One doesn't even need to use any of these installer systems at all; the standard Python package distribution utility (read about it in Dive Into Python) takes a directory (eg, the files extracted from a tarball) containing a script setup.py and uses the standardized command

python setup.py install

at the main shell to write all the package files to the right system directories.

However, some of this is still iffy for me. In particular, it's not clear to me what, exactly, a package is from the point of view of the Python interpreter. I'll illustrate with two examples, one of which was the proximate inspiration for this post.

Example 1: There exists a lightweight graph package called Gato. To install Gato, one downloads Gato-x.y.z.tar.gz, unpacks it to a convenient directory, navigates the main shell to that directory, and types

python setup.py install

The result of this command is the following: there is now a directory named Gato inside Python/Lib/site-packages; and when one opens up Python 2.7 (Gato hasn't been ported to Python 3),

import Gato.Graph

results in an object called Gato.Graph which is (a copy of) that module in the Gato package. Note that there is also now an object (of type module) called Gato in the main namespace! Note that when I enter the above command in Python, Gato's __init__.py script is run from the directory /Lib/site-packages/Gato.

This example is how all this "is supposed" to work, at least the way I understand Mark Pilgrim and the Python Tutorial. But consider this second example:

Example 2: in order to use the IPython IDE, which has a lot of nice features, one has to first install the distribute package, a new package for (surprise!) distributing and managing packages. (The package is designed as a fork of the existing setuptools package.) So I did the exact same thing for distribute that I did for Gato: I downloaded distribute-0.6.30.tar.gz, unpacked it to my installation files directory, (which creates a subdirectory called distribute-0.6.30), cd into that subdirectory, and

python setup.py install

just as before.

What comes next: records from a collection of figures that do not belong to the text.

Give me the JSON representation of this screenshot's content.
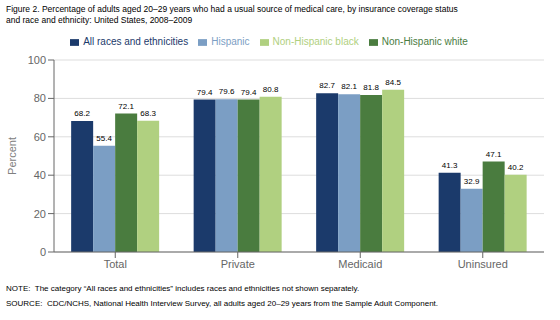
{
  "chart_data": {
    "type": "bar",
    "title": "Figure 2. Percentage of adults aged 20–29 years who had a usual source of medical care, by insurance coverage status",
    "subtitle": "and race and ethnicity: United States, 2008–2009",
    "categories": [
      "Total",
      "Private",
      "Medicaid",
      "Uninsured"
    ],
    "series": [
      {
        "name": "All races and ethnicities",
        "color": "#1b3a6b",
        "values": [
          68.2,
          79.4,
          82.7,
          41.3
        ]
      },
      {
        "name": "Hispanic",
        "color": "#7b9ec4",
        "values": [
          55.4,
          79.6,
          82.1,
          32.9
        ]
      },
      {
        "name": "Non-Hispanic white",
        "color": "#4a7c3f",
        "values": [
          72.1,
          79.4,
          81.8,
          47.1
        ]
      },
      {
        "name": "Non-Hispanic black",
        "color": "#b0d080",
        "values": [
          68.3,
          80.8,
          84.5,
          40.2
        ]
      }
    ],
    "y_label": "Percent",
    "ylim": [
      0,
      100
    ],
    "yticks": [
      0,
      20,
      40,
      60,
      80,
      100
    ],
    "grid": true,
    "legend": "top",
    "data_labels": true,
    "annotations": [
      "NOTE:  The category “All races and ethnicities” includes races and ethnicities not shown separately.",
      "SOURCE:  CDC/NCHS, National Health Interview Survey, all adults aged 20–29 years from the Sample Adult Component."
    ]
  }
}
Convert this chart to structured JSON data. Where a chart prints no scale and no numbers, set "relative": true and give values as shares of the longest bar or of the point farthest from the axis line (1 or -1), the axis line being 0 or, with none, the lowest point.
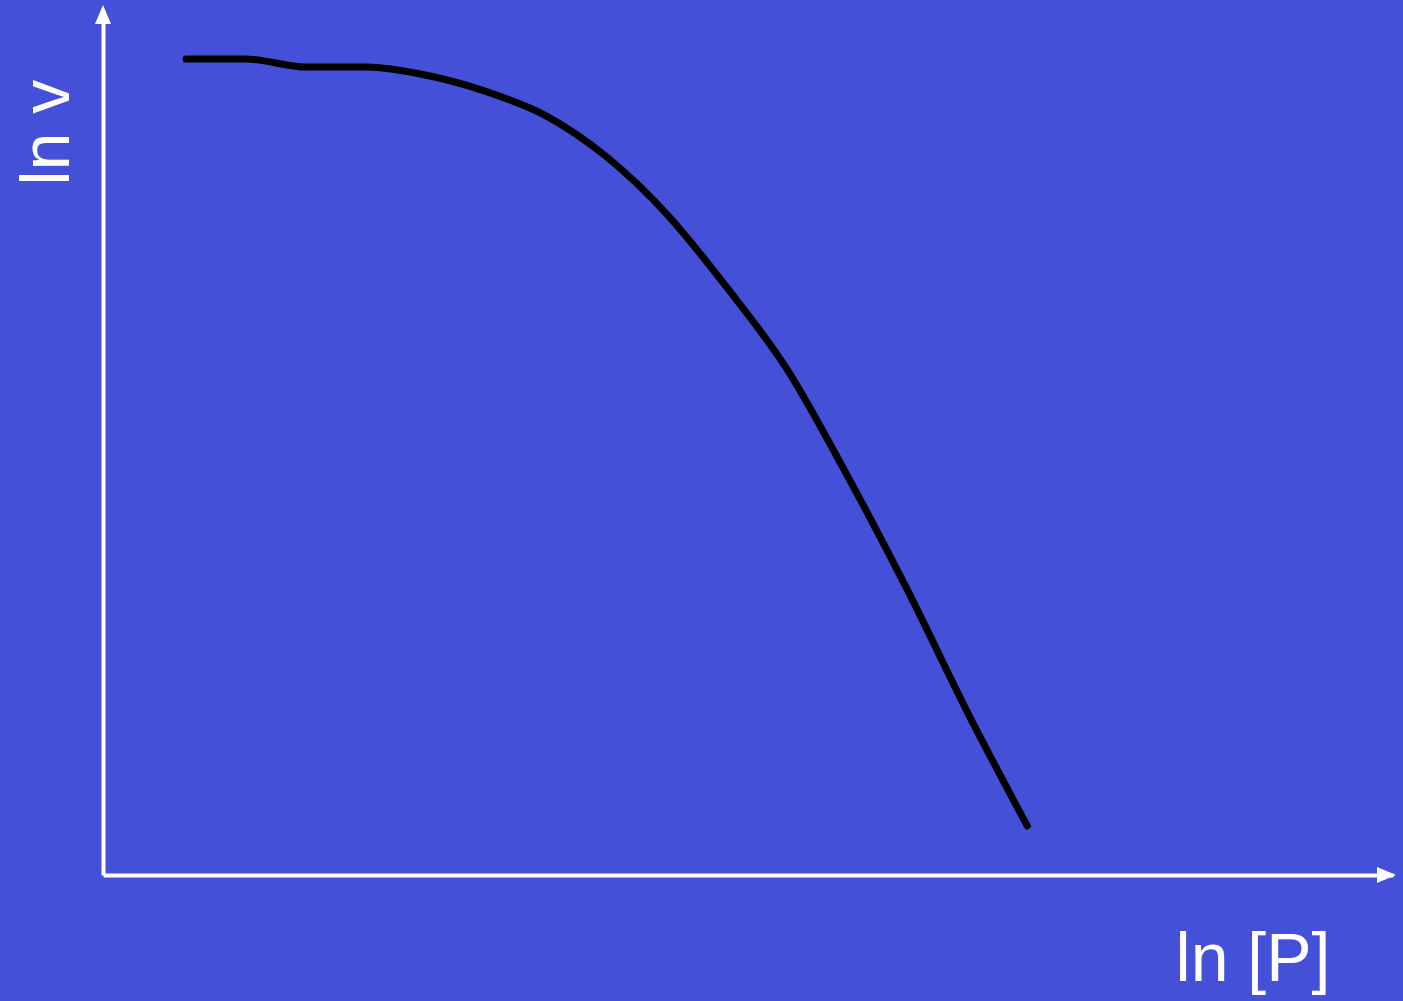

Except now here's what happens: a directory named distribute-0.6.30-py2.7.egg is created in Lib/site-packages, which contains no __init__.py script; no directory is created at all. OK, and what happens in Python? Well,


import distribute

and

from distribute import *

both fail, claiming that Python doesn't know about this 'distribute' fellow. I spent about half a day beating my head up and down, trying various download and install schemes, getting the same errors. I eventually filed this bug report on the package's development page; the response I got was dismissive and snippy: "distribute is the name of the package. The module to import is setuptools."

Lo and behold,

import setuptools 

succeeds (no surprise there; there was already a setuptools module that Python knew about) and

help(setuptools)

reveals that the setuptools importer script __init__.py is found in the distribute-0.6.30-py2.7.egg directory created in the last step! After further digging, it appears that the distribute setup.py script put that .egg folder on my sys.path, and Python finds setuptools there (rather than wherever it was finding the old, pre-"distribute" version).

But now I'm mystified: in what sense is distribute a package at all? I can see calling it a "project", and calling "setuptools" a package, but what is gained by this arcane process of creating a directory with an oviparous name and hiding packages inside there?

Oh, and also, the questions in the title: how the fuck was I supposed to test whether distribute had installed correctly? You know how I knew Gato had installed correctly? I imported the fucking thing! I could run unit tests if I wanted to, or create a Hello World graph. But what should I have done for distribute? In particular, without filing that bug report, how the hell would I have known to just try to import a module name that is not mentioned once on the package's page? (The page says it's trying to replace setuptools, not implement another package by the same name!)